Decades later, other Jewish writers remain firmly fascinated by Céline, drooling or not. Parisian bookseller and writer Mikaël Hirsch, born in 1973, is a grandson of Louis-Daniel Hirsch, who served as Gallimard’s sales manager for more than half a century. The younger Hirsch’s 2010 novel “The Outcast,” out in paperback August 31 [from Les editions J’ai Lu], describes the true story of how, in 1954, Mikaël’s father, then working as a Gallimard messenger boy (he is renamed Gérard Cohen for the purposes of the novel), delivered printer’s proofs to Céline in Meudon, or what the novel calls “Célinegrad.” There, Céline’s “reprobate” status echoes with the young Cohen’s own feelings of exclusion for being too Jewish, or not Jewish enough, to please his compatriots.
 
Another French-Jewish author, Émile Brami, who is of Tunisian origin and once owned a Paris bookshop devoted to Céline, currently maintains a blog, “Le Petit Célinien,” and has also written studies on his favorite author. Last year, Brami produced a mystery novel, “Massacre for a Bagatelle,” published by L’Editeur and set in the murky world of collectors of Céline manuscripts and rare editions. Such books suggest that Céline is a permanent presence, albeit one incarnating for many readers the epitome of rabid hatred and prejudice, on the French literary landscape. Celebrate him or not, Céline is, for better or for worse — much worse in his case — here to stay.
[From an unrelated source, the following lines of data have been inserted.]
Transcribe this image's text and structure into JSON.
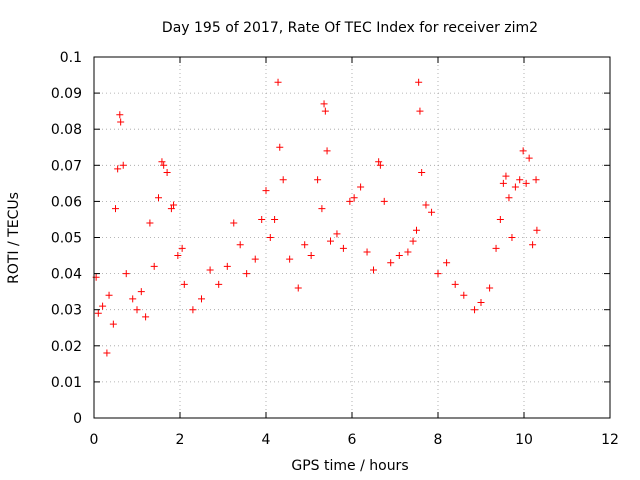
{
  "chart_data": {
    "type": "scatter",
    "title": "Day 195 of 2017, Rate Of TEC Index for receiver zim2",
    "xlabel": "GPS time / hours",
    "ylabel": "ROTI / TECUs",
    "xlim": [
      0,
      12
    ],
    "ylim": [
      0,
      0.1
    ],
    "xticks": [
      "0",
      "2",
      "4",
      "6",
      "8",
      "10",
      "12"
    ],
    "yticks": [
      "0",
      "0.01",
      "0.02",
      "0.03",
      "0.04",
      "0.05",
      "0.06",
      "0.07",
      "0.08",
      "0.09",
      "0.1"
    ],
    "grid": true,
    "marker": "+",
    "color": "#ff0000",
    "series": [
      {
        "points": [
          [
            0.05,
            0.039
          ],
          [
            0.1,
            0.029
          ],
          [
            0.2,
            0.031
          ],
          [
            0.3,
            0.018
          ],
          [
            0.35,
            0.034
          ],
          [
            0.45,
            0.026
          ],
          [
            0.5,
            0.058
          ],
          [
            0.55,
            0.069
          ],
          [
            0.6,
            0.084
          ],
          [
            0.62,
            0.082
          ],
          [
            0.68,
            0.07
          ],
          [
            0.75,
            0.04
          ],
          [
            0.9,
            0.033
          ],
          [
            1.0,
            0.03
          ],
          [
            1.1,
            0.035
          ],
          [
            1.2,
            0.028
          ],
          [
            1.3,
            0.054
          ],
          [
            1.4,
            0.042
          ],
          [
            1.5,
            0.061
          ],
          [
            1.58,
            0.071
          ],
          [
            1.62,
            0.07
          ],
          [
            1.7,
            0.068
          ],
          [
            1.8,
            0.058
          ],
          [
            1.85,
            0.059
          ],
          [
            1.95,
            0.045
          ],
          [
            2.05,
            0.047
          ],
          [
            2.1,
            0.037
          ],
          [
            2.3,
            0.03
          ],
          [
            2.5,
            0.033
          ],
          [
            2.7,
            0.041
          ],
          [
            2.9,
            0.037
          ],
          [
            3.1,
            0.042
          ],
          [
            3.25,
            0.054
          ],
          [
            3.4,
            0.048
          ],
          [
            3.55,
            0.04
          ],
          [
            3.75,
            0.044
          ],
          [
            3.9,
            0.055
          ],
          [
            4.0,
            0.063
          ],
          [
            4.1,
            0.05
          ],
          [
            4.2,
            0.055
          ],
          [
            4.28,
            0.093
          ],
          [
            4.32,
            0.075
          ],
          [
            4.4,
            0.066
          ],
          [
            4.55,
            0.044
          ],
          [
            4.75,
            0.036
          ],
          [
            4.9,
            0.048
          ],
          [
            5.05,
            0.045
          ],
          [
            5.2,
            0.066
          ],
          [
            5.3,
            0.058
          ],
          [
            5.35,
            0.087
          ],
          [
            5.38,
            0.085
          ],
          [
            5.42,
            0.074
          ],
          [
            5.5,
            0.049
          ],
          [
            5.65,
            0.051
          ],
          [
            5.8,
            0.047
          ],
          [
            5.95,
            0.06
          ],
          [
            6.05,
            0.061
          ],
          [
            6.2,
            0.064
          ],
          [
            6.35,
            0.046
          ],
          [
            6.5,
            0.041
          ],
          [
            6.62,
            0.071
          ],
          [
            6.66,
            0.07
          ],
          [
            6.75,
            0.06
          ],
          [
            6.9,
            0.043
          ],
          [
            7.1,
            0.045
          ],
          [
            7.3,
            0.046
          ],
          [
            7.42,
            0.049
          ],
          [
            7.5,
            0.052
          ],
          [
            7.55,
            0.093
          ],
          [
            7.58,
            0.085
          ],
          [
            7.62,
            0.068
          ],
          [
            7.72,
            0.059
          ],
          [
            7.85,
            0.057
          ],
          [
            8.0,
            0.04
          ],
          [
            8.2,
            0.043
          ],
          [
            8.4,
            0.037
          ],
          [
            8.6,
            0.034
          ],
          [
            8.85,
            0.03
          ],
          [
            9.0,
            0.032
          ],
          [
            9.2,
            0.036
          ],
          [
            9.35,
            0.047
          ],
          [
            9.45,
            0.055
          ],
          [
            9.52,
            0.065
          ],
          [
            9.58,
            0.067
          ],
          [
            9.65,
            0.061
          ],
          [
            9.72,
            0.05
          ],
          [
            9.8,
            0.064
          ],
          [
            9.9,
            0.066
          ],
          [
            9.98,
            0.074
          ],
          [
            10.05,
            0.065
          ],
          [
            10.12,
            0.072
          ],
          [
            10.2,
            0.048
          ],
          [
            10.28,
            0.066
          ],
          [
            10.3,
            0.052
          ]
        ]
      }
    ]
  }
}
Several years ago, I began Celine's Death on the Installment Plan but never finished it. I do hope to one day, along with Updike's Rabbit Is Rich and several other more recent "stuck in the middle" books. It was satisfying to read Malamud's A New Life in its entirety this summer, nearly 20 years after putting it down after 100 pages or so. 

For favorite books written by writers with somewhat rabid antisemitic tendencies (more than just the usual Jew joke), I'd go with Voltaire's Candide and Hamsun's Hunger. Those are the first two that come to mind. Alas, there's the taint of antisemitism and many other prejudices (misogyny, racism, etc.) in so much of the canon as well as many contemporary novels, even with a sense that most big-name publishers are far more "PC" in their tastes these days.